Last month, British Expertise International (BEI) hosted its annual Meet the British Ambassadors series. Over a two-week period, 12 regional sessions were held, with around 50 ambassadors, high commissioners and trade directors discussing the political and economic environment in their countries and the region, highlighting specific opportunity areas for UK businesses.
Our conclusions from the series fall into three areas – the outlook, the nature of the opportunities and the challenges that remain:
Outlook: The ambassadors were enthusiastic and highlighted the breadth and diversity of opportunity for UK businesses and are clearly working hard across all aspects of UK interests in a cohesive way with their colleagues in the Department for International Trade. In this regard, the outlook was broadly positive and UK expertise is clearly valued on a global scale. However, they were also very pragmatic around the challenges that need to be overcome, including general issues around ease of doing business, building effective relationships/partnerships, sourcing/securing finance and the ‘politics’ at play.

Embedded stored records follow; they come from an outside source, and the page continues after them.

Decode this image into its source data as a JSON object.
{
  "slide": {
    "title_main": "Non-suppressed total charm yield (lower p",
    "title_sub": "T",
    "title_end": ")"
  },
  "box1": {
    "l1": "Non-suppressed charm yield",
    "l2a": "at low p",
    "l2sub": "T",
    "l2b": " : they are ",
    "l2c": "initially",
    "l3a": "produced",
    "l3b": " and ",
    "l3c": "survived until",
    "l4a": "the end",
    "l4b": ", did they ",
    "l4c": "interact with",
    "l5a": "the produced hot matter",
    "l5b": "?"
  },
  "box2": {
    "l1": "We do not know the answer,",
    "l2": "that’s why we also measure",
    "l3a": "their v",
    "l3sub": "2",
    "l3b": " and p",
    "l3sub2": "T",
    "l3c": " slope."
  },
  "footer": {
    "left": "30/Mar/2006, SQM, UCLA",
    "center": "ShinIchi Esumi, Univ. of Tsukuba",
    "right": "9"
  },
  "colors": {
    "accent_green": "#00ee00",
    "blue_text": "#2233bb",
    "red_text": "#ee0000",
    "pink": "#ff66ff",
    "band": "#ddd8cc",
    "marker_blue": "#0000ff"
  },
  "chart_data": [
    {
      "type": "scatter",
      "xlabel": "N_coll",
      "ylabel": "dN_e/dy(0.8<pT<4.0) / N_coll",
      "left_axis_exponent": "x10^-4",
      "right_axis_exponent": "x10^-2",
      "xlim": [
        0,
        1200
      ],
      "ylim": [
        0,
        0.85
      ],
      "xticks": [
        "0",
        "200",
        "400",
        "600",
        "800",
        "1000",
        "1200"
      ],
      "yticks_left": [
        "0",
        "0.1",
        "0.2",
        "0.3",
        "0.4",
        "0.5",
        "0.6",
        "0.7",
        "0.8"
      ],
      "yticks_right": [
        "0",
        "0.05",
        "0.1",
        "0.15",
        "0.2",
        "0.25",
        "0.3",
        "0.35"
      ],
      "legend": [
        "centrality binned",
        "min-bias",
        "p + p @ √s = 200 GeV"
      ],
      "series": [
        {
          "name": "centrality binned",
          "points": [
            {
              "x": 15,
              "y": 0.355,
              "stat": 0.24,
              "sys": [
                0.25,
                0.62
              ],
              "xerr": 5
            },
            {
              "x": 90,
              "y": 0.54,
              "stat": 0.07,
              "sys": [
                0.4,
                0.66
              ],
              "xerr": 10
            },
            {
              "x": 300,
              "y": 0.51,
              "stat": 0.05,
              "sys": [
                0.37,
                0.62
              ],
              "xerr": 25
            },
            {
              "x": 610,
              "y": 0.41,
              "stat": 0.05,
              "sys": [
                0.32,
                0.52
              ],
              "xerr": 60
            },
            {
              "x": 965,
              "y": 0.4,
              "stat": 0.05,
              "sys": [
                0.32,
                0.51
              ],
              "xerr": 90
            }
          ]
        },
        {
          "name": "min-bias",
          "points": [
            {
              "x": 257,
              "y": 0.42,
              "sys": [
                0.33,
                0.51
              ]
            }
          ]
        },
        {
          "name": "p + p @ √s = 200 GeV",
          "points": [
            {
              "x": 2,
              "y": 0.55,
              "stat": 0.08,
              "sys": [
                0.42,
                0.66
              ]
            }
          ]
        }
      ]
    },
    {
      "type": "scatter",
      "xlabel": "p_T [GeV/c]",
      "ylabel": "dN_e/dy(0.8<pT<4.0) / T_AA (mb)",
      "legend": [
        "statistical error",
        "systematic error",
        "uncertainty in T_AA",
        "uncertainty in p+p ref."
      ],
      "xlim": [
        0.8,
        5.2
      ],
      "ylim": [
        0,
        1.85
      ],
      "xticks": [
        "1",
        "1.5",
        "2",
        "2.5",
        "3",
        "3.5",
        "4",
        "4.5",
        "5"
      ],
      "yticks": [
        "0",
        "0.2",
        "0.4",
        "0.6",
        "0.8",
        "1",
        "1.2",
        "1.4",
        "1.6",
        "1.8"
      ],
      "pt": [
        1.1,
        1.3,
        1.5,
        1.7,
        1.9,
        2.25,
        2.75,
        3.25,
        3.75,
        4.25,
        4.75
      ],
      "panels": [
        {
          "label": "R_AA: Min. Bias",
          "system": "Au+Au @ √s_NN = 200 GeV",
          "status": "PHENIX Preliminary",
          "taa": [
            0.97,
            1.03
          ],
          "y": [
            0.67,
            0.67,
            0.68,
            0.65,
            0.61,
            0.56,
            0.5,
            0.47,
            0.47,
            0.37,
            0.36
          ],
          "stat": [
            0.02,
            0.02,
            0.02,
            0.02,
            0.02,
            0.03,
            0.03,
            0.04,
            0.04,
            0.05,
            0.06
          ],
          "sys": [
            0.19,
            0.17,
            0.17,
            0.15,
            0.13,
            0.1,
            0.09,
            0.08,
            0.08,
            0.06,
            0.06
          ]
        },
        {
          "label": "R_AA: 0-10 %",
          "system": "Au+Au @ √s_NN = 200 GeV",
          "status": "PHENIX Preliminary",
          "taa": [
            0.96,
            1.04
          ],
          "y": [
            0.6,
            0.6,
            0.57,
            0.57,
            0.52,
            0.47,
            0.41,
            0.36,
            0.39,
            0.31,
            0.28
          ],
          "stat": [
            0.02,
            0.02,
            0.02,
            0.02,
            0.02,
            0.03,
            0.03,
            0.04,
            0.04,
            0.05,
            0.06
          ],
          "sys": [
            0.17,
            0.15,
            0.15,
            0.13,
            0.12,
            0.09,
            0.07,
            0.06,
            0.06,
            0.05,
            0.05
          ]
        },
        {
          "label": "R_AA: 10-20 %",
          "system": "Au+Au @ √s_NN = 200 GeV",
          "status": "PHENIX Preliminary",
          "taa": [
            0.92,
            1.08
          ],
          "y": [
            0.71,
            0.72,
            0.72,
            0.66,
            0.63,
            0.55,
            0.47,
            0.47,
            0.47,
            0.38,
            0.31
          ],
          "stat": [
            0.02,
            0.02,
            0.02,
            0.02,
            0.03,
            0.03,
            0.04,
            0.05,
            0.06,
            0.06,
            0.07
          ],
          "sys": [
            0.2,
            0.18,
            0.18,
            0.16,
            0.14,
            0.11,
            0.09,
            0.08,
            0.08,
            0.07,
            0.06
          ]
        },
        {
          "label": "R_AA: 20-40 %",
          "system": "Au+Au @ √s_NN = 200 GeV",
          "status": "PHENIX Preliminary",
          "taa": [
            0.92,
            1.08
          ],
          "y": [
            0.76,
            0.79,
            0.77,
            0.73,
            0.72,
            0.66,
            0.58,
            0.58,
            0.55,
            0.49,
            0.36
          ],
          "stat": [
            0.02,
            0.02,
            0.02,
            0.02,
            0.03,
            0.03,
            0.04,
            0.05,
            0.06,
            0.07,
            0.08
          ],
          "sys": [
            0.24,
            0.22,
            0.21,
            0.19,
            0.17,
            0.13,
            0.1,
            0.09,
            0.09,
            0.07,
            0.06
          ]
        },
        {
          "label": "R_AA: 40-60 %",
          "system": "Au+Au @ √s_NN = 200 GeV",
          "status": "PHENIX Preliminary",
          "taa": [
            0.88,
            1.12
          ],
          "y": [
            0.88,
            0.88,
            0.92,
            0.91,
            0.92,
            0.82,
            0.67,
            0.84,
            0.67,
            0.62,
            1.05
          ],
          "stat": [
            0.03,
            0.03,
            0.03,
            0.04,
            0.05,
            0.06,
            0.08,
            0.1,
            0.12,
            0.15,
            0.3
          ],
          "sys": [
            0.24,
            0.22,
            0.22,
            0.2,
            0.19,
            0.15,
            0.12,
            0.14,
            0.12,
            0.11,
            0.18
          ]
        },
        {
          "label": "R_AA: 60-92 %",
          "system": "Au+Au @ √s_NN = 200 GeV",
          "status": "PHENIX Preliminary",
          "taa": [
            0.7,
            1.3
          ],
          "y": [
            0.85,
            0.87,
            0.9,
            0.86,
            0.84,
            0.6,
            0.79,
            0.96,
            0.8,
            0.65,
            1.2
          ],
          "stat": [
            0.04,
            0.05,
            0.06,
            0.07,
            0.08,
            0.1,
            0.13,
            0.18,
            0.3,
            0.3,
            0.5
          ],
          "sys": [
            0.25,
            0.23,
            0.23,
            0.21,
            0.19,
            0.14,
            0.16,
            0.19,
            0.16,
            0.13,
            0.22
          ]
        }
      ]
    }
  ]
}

Opportunity areas: Whilst there were challenges in social infrastructure before the pandemic, these have been accelerated and amplified, and many countries are needing to recover lost learning and rebuild their concept of health provision. The theme ‘build back better’ seems to be very consistent across the world, with a significant focus on climate resilient infrastructure investment to meet demands of growing, and in some instances, wealthier populations.
Climate change is also a globally consistent theme – with all countries trying to move towards carbon net zero and adapt successfully to protect people from the existing impacts of climate change. In some regions, it was referred to as an ‘existential crisis’ – where the very survival of communities is already at stake.

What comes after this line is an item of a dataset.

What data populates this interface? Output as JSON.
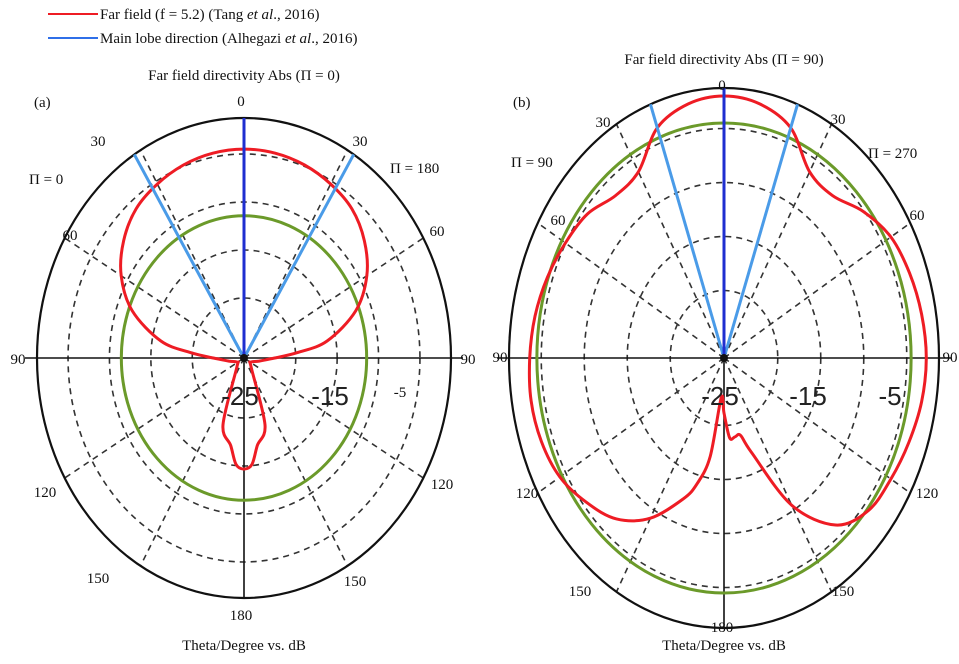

Challenges: Clearly the pandemic has had the most pronounced effect upon the most marginalised in society; it is also often the case that these same communities are most at risk from the impact of climate change. However, many of the smaller economies we spoke to struggle to access the billions available globally to address these issues. They can also struggle to attract the support of the largest companies, as their scale is often not sufficient. In terms of infrastructure investment, there was also a tendency for ambitious projects to remain ambitions, as they were not able to be translated into ‘bankable’ projects with clear business cases and sources of funding.
From a UK perspective, it is clear that UK Export Finance (UKEF) is offering more support to UK businesses in a wider range of regions, but awareness and engagement is still relatively limited amongst UK businesses. Smaller businesses are finding it more challenging to navigate processes and procedures to access the finance support. This will demand continued promotion of the UKEF offering, enhanced accessibility by micro-SMEs and active translation into tangible case studies that showcase their work in practice
Finally, the ambassadors were all clearly highly engaged in supporting UK export growth in their countries. There appeared to be greater export-related cohesion amongst government departments covering foreign policy, aid and trade. When asked, however, they all welcomed the concept of having a clearer articulation of the British expertise that the UK can offer – across physical and social infrastructure, climate adaption and the shift towards carbon net zero and other key areas of competitive advantage.

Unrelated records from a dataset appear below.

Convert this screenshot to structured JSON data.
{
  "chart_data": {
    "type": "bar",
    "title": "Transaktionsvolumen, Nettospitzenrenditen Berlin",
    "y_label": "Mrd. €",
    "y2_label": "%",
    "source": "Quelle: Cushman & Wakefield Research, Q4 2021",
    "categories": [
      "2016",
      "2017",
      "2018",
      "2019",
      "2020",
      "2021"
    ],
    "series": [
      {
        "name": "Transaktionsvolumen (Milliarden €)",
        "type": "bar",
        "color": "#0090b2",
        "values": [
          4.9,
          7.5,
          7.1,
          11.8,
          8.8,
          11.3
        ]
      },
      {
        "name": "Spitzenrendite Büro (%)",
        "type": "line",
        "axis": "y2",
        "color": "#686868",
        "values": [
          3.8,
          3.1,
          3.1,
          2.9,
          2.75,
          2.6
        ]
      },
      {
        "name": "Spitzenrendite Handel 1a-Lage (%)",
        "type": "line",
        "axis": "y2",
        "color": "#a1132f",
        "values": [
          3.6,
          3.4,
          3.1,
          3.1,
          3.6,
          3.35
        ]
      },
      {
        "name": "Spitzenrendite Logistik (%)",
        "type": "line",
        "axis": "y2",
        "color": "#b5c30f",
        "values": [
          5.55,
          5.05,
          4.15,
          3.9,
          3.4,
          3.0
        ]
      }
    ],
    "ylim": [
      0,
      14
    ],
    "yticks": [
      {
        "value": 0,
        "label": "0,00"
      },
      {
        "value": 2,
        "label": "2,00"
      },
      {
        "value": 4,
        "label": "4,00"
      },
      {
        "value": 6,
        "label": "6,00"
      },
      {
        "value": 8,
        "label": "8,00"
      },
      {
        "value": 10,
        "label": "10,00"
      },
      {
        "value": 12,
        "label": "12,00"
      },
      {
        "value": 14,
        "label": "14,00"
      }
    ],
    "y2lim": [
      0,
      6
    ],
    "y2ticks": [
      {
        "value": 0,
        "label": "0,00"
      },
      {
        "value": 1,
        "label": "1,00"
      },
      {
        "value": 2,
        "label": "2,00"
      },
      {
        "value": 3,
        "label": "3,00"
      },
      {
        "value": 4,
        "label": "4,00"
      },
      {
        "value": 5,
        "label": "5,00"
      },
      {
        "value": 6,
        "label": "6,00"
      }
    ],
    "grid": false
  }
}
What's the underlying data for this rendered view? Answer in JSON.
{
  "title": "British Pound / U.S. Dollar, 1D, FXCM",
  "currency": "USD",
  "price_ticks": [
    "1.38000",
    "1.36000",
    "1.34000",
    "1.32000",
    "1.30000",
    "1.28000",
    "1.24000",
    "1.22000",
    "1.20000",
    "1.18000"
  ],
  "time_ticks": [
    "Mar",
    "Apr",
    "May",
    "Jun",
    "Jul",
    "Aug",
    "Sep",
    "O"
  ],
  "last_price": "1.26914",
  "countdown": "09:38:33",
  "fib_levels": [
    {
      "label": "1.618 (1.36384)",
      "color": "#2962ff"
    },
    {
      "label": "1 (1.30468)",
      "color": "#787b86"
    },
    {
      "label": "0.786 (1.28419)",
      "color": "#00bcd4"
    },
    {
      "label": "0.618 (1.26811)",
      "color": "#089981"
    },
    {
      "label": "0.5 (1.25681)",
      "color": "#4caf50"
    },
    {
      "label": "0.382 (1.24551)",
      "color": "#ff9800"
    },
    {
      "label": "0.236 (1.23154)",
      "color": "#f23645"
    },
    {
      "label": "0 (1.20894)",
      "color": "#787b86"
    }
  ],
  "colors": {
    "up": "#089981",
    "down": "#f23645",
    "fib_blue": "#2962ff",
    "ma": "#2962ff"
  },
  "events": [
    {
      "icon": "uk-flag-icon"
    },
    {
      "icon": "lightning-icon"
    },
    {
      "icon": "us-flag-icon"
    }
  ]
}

At BEI, we will continue to provide events and engagements that follow up on these opportunity areas in specific geographies. Our events programme will also look to highlight and challenge some of the barriers to doing business head on, with a series of events focused on access to finance.
Finally, we will be looking to showcase our members expertise in a number of themed areas – including climate change, physical and social infrastructure, education and others. The first of these showcases focuses on education and our report, Recover Learning, Rebuild Education (https://view.publitas.com/si/british-expertise-international-report-reco...), highlights the global contribution UK-based businesses are already making in this critical area.
Robin MacKenzie is the group marketing director at Strategy International.